The Federal Job Guarantee, as an institution of freedom, upholds the production of goods and services within the system of civil society and stabilizes the status of civilians as members of civil society, so the dynamism of the market does not undermine the conditions of mediated freedom and the way mediated freedom enables individuality, that validate civil society to begin with.
In addition to stabilizing person’s participation in civil society, these jobs would produce the material and cultural artifacts and infrastructure needs that the market simply does not provide, but also allows for options for participation as producers and consumers in a way that is calibrated to what the polity needs, not simply what the market happens to reward. For example, especially in a pandemic, the polity requires broadband. However, the private market does not support rural areas having real internet. I can tell the same story about elder care.

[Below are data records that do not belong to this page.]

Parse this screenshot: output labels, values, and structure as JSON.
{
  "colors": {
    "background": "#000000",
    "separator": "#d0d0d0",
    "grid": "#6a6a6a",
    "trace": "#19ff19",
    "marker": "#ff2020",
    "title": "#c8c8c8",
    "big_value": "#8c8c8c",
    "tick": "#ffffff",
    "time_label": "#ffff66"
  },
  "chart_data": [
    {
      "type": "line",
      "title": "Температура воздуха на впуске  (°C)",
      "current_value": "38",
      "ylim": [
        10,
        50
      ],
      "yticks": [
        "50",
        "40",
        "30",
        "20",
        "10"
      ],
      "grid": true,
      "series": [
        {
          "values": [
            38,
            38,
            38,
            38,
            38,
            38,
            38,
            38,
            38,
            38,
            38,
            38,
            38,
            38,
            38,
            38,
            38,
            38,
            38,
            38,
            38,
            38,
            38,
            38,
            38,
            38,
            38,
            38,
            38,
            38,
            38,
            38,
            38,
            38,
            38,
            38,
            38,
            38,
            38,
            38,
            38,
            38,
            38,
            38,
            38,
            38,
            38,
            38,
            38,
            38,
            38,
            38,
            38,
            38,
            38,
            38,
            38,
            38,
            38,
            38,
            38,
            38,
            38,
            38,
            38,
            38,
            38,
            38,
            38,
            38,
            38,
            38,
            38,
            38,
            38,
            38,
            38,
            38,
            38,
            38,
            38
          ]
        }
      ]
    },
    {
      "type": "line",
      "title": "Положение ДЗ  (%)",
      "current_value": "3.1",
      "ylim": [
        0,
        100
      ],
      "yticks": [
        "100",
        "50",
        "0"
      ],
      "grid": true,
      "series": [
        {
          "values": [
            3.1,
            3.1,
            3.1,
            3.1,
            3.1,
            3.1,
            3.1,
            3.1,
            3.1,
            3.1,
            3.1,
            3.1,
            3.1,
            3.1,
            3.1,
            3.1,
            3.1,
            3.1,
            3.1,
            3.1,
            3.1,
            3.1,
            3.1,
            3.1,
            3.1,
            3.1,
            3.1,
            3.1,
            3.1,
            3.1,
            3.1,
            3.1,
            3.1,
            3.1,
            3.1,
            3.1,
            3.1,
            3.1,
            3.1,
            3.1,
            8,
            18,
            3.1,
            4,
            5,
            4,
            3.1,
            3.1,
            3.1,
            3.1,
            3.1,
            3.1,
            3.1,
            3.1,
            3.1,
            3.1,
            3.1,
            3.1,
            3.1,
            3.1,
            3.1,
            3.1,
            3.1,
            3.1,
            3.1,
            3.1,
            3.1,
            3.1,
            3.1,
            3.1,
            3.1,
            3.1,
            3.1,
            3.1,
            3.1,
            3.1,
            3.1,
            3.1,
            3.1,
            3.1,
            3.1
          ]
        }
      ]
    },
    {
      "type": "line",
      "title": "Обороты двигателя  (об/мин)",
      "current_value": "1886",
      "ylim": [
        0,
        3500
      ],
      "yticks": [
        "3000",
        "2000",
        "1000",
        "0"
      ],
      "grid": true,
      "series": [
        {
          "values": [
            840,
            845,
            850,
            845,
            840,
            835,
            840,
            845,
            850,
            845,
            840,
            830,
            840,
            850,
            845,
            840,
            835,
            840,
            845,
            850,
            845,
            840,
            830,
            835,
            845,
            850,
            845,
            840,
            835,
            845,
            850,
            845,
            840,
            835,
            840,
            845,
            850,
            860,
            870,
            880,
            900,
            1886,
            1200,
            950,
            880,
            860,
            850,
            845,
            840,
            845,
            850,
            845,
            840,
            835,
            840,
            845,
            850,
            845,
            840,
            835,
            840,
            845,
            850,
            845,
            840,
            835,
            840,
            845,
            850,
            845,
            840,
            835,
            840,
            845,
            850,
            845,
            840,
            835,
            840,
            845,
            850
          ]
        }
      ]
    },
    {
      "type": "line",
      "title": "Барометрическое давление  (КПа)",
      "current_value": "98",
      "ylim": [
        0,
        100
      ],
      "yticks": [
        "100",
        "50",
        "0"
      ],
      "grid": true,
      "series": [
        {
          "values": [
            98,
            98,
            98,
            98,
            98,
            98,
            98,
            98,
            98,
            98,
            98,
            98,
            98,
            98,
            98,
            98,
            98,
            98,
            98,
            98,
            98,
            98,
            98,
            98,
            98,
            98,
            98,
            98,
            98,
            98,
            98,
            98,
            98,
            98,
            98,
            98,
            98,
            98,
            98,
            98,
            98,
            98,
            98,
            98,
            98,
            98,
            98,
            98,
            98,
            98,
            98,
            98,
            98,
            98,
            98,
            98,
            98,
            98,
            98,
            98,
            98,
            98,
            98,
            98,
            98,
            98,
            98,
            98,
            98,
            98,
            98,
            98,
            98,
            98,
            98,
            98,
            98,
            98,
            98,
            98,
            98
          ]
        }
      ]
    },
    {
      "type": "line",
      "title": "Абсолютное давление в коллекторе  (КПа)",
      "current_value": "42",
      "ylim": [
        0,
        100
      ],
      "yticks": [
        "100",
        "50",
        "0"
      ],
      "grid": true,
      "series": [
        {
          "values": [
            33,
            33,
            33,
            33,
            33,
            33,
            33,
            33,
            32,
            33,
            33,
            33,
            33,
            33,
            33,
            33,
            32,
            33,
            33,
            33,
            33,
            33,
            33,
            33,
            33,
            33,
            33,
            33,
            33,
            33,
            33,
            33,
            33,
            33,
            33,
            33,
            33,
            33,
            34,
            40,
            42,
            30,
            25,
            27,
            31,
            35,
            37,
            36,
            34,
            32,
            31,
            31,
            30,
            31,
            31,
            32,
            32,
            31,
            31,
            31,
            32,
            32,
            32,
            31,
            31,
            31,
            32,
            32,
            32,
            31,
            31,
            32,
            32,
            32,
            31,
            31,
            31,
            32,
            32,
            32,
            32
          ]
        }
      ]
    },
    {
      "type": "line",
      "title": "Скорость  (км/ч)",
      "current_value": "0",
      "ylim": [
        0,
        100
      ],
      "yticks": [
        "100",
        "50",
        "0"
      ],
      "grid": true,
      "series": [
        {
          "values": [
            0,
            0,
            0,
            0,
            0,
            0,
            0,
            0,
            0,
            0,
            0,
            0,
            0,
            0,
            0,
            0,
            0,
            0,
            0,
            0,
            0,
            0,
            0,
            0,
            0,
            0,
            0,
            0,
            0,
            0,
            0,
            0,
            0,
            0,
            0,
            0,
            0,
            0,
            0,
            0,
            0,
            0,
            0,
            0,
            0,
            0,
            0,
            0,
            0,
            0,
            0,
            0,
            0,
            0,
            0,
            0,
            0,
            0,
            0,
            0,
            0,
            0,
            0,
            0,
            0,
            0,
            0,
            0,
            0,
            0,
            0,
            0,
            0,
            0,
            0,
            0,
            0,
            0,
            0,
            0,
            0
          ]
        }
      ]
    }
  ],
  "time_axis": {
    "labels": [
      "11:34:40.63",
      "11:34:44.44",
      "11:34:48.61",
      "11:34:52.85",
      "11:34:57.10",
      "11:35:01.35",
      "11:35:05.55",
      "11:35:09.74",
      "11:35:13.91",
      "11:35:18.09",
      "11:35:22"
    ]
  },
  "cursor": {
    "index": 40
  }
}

In these ways, the Federal Job Guarantee infuses an ethical principle that addresses instability in participating in civil society, and it provides options reflective of members of society through which they can realize themselves.
A major problem with liberalism and libertarianism as theories of freedom is the inadequacy with which they consider production and stability: whether we are talking about liberals who think that food grows in grocery stores or libertarians who stop thinking about freedom after property rights, what separates under-developed conceptions of freedom from institutions of freedom largely turns on how fully developed institutions concern the production of options, and how the determinations by institutionalized selves are stably upheld by the world.